En cierta ocasión en que Fernando se dirigía a las habitaciones de Isabel se encontró con el arzobispo, que se encaminaba al mismo destino.

-Voy a ver a la princesa -anunció Fernando, dando a entender que el arzobispo tendría que esperar.

Alfonso Carrillo, que había sido siempre hombre de genio rápido, recordó al príncipe quién era el principal asesor de Isabel.

-No dudo de que ella misma os dirá que, a no ser por mí, jamás habría sido proclamada heredera del trono.

Fernando era joven y de genio no menos rápido.

-Mi mujer y yo no queremos que nos molesten -replicó-. Ya os haremos llamar cuando os necesitemos.

Los ojos del arzobispo se abrieron, horrorizados.

-Creo, Alteza, que olvidáis con quién estáis hablando -señaló.

-¿Que yo lo olvido?

-Os pediría que lo consultarais con la princesa Isabel. Ella os dirá qué es lo que debe a mi lealtad y a mi consejo.

-Pues ya descubriréis vos que a mí no es fácil ponerme andadores, como ha sido el caso con algunos soberanos de Castilla -le espetó Fernando.

El arzobispo inclinó la cabeza para ocultar la furia que lo quemaba por dentro, procurando evitar un estallido que podría haber sido desastroso.

«Antes de intentar escaparte de los andadores, gallito -masculló para sus adentros-, asegúrate de que llegues a ser soberano de Castilla.»

Colérico, Fernando entró en el dormitorio de Isabel, que estaba tendida en la cama, rodeada por sus doncellas.

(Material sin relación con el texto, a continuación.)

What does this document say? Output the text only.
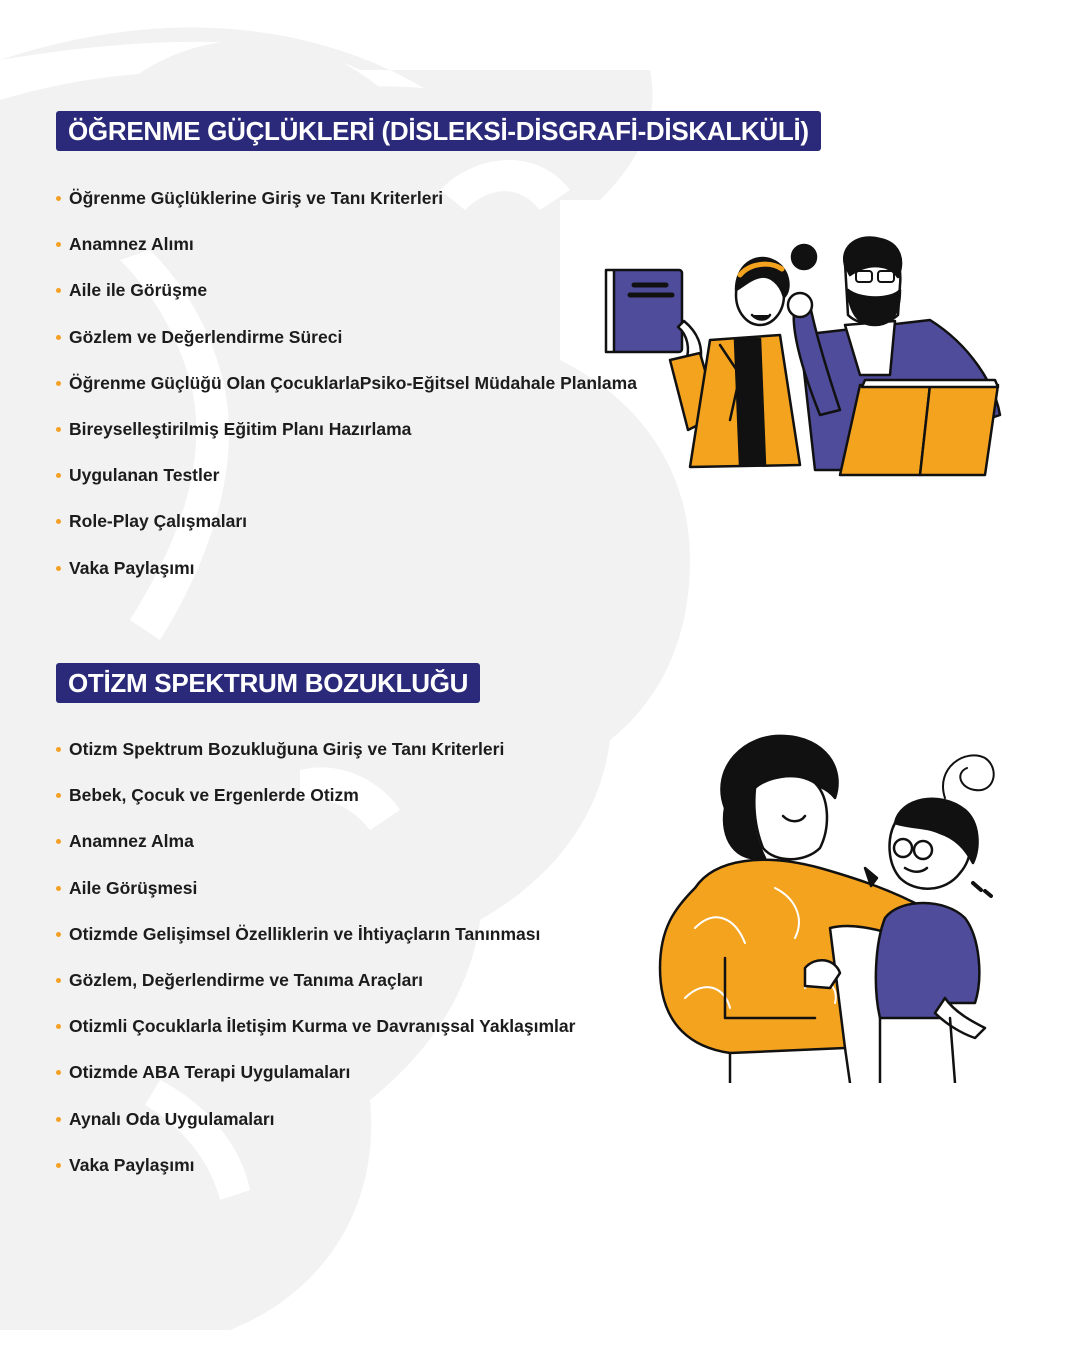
ÖĞRENME GÜÇLÜKLERİ (DİSLEKSİ-DİSGRAFİ-DİSKALKÜLİ)
Öğrenme Güçlüklerine Giriş ve Tanı Kriterleri
Anamnez Alımı
Aile ile Görüşme
Gözlem ve Değerlendirme Süreci
Öğrenme Güçlüğü Olan ÇocuklarlaPsiko-Eğitsel Müdahale Planlama
Bireyselleştirilmiş Eğitim Planı Hazırlama
Uygulanan Testler
Role-Play Çalışmaları
Vaka Paylaşımı
OTİZM SPEKTRUM BOZUKLUĞU
Otizm Spektrum Bozukluğuna Giriş ve Tanı Kriterleri
Bebek, Çocuk ve Ergenlerde Otizm
Anamnez Alma
Aile Görüşmesi
Otizmde Gelişimsel Özelliklerin ve İhtiyaçların Tanınması
Gözlem, Değerlendirme ve Tanıma Araçları
Otizmli Çocuklarla İletişim Kurma ve Davranışsal Yaklaşımlar
Otizmde ABA Terapi Uygulamaları
Aynalı Oda Uygulamaları
Vaka Paylaşımı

-Acabo de encontrarme con ese insolente -relató, furioso-. Parecería que él fuera el rey de Castilla. Tendrá que aprender a ser un poco más humilde, si quiere conservar su cargo.

-Fernando... -lo detuvo Isabel, con una mirada ansiosa, y tendió la mano hacia él-. Creo que sería prudente actuar con cautela. Es mucho mayor que nosotros. Es hombre prudente y me ha sido leal.